DUH, Vinnie -- and that's my point, which you consistently evade with nonsense lectures like this. I am beginning to understand why Iron Monkey is so curt with you.

Meier's criteria only work if the source documents are largely history, not largely fiction. But that is the very issue at hand with the HJ texts. In other words, deployment of Meier's criteria is circular. You need another set of criteria -- as you yourself say here -- to determine whether anything in the gospels is to be regarded as history.

The methodology is not mechanically implemented in such a way to determine that Jesus is historical. Get that point straight right now. Many of you have been advocating one big straw man.

One of YOU is deliberately misunderstanding the point at hand.

Methodology has to be intertwined with a discussion of the sources used. Only then can it be used to tell us what is historical about Jesus.

No shit, Vinnie. That's what I have been saying. Meier's criteria are worthless precisely because they cannot be used without prior decision -- and if you have that determination, you don't need Meier.

Positive evidence for the historicity of Jesus can be produced.

None. Zip. Zero. Nil. It's entirely a historical assumption. Or more precisely, inertia. The gospels are fictions.

[b]The methodology works in that context. I don't ever remember claiming it did more or less than that. History is all about source and method.

No shit. Your sources are fiction, and your methods are hopeless.

History deals with source and method. One final time: source & method. Most of you seem to be forgetting about the discussion of sources as if it didn't exist in the journals of scholars. This is not a minor slip up. It is a very major boo boo on your parts.

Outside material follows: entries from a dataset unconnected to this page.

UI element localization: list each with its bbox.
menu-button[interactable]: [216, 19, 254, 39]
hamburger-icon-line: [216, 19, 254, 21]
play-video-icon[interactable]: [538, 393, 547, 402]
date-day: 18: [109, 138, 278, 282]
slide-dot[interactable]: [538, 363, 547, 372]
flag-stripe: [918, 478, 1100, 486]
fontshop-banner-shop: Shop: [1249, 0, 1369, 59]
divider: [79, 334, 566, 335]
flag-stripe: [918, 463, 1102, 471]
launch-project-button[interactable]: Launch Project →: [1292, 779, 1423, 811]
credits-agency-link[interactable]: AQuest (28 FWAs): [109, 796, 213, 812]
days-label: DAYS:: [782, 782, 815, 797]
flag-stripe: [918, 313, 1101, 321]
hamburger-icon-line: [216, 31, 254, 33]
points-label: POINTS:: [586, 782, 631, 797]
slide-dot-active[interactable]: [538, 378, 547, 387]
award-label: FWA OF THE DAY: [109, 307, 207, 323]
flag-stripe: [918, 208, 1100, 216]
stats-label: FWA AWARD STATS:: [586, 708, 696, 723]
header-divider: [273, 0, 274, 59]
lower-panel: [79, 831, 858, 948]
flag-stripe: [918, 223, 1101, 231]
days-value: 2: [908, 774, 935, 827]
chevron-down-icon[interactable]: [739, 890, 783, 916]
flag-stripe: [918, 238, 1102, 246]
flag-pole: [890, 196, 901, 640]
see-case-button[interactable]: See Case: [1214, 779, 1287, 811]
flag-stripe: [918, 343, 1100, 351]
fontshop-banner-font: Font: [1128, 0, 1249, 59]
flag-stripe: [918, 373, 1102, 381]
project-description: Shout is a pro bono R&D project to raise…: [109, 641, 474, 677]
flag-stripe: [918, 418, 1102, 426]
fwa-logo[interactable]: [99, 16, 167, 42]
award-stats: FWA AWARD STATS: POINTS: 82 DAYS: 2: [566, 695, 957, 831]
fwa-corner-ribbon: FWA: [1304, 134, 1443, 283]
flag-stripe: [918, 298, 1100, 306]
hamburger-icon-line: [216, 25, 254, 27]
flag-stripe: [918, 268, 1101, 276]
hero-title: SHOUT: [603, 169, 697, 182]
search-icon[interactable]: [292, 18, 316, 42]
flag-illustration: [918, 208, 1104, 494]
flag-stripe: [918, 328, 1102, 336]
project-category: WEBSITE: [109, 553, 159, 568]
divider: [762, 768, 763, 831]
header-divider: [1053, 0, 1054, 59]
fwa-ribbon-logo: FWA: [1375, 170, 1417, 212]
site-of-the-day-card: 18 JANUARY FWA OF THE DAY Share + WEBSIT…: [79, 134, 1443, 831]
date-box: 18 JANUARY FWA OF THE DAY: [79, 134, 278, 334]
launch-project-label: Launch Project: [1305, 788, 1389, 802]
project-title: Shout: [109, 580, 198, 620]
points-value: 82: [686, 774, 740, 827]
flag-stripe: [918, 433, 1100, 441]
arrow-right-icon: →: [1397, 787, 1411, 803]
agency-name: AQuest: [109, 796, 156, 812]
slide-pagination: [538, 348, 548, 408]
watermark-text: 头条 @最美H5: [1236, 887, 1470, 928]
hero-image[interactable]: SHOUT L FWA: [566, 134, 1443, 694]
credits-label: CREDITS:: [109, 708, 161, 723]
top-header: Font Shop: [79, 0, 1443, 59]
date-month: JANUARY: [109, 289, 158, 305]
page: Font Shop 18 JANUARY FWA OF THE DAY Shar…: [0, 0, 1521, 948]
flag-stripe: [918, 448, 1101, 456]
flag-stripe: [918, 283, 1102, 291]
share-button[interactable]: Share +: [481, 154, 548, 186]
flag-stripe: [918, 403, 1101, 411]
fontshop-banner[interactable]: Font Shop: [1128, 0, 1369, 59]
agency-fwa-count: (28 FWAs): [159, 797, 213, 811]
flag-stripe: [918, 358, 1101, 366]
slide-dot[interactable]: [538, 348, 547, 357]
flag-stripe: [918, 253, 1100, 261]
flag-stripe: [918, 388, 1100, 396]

Fine. Give us a methodology for determining which sources about Jesus are historical, and which are fiction. Quit wasting my time with lectures that attempt to "correct" me by telling me what I've been saying all along.

I really can't waste my time with this anymore. You are accusing reconstructionists like Meier of a blind mechanical implementation of their method without proper consideration of their sources when they do properly consider their sources. If T&M don't recognize that, shame on them.

LOL. Theissen and Merz are way ahead of the curve. Vinnie, you're about 30 years out of date here. Meier's criteria are worthless. Have you even read Theissen and Merz's chapter on this? Page 116.

ou cannot apply a method to a source without first discussing the contents and the nature of the source.

No shit, sherlock. That's entirely my point. Unless we first determine whether the gospels are history, Meier is worthless. And if we could determine whether they are history, we do not need Meier. Either way, they are useless.

The source must be first placed in its proper historical context. Q is used by the methodology under the definition/assumption that it is a listing made of the sayings attributed to an actual historical Jesus by his followers.

Oh, your brilliant historical method consists of assuming there's an HJ.

No one claimed that if we find a name in two documents that person or "being" is historical. Come back to reality.

Since there is no multiple independent attestation, that's precisely what they are saying.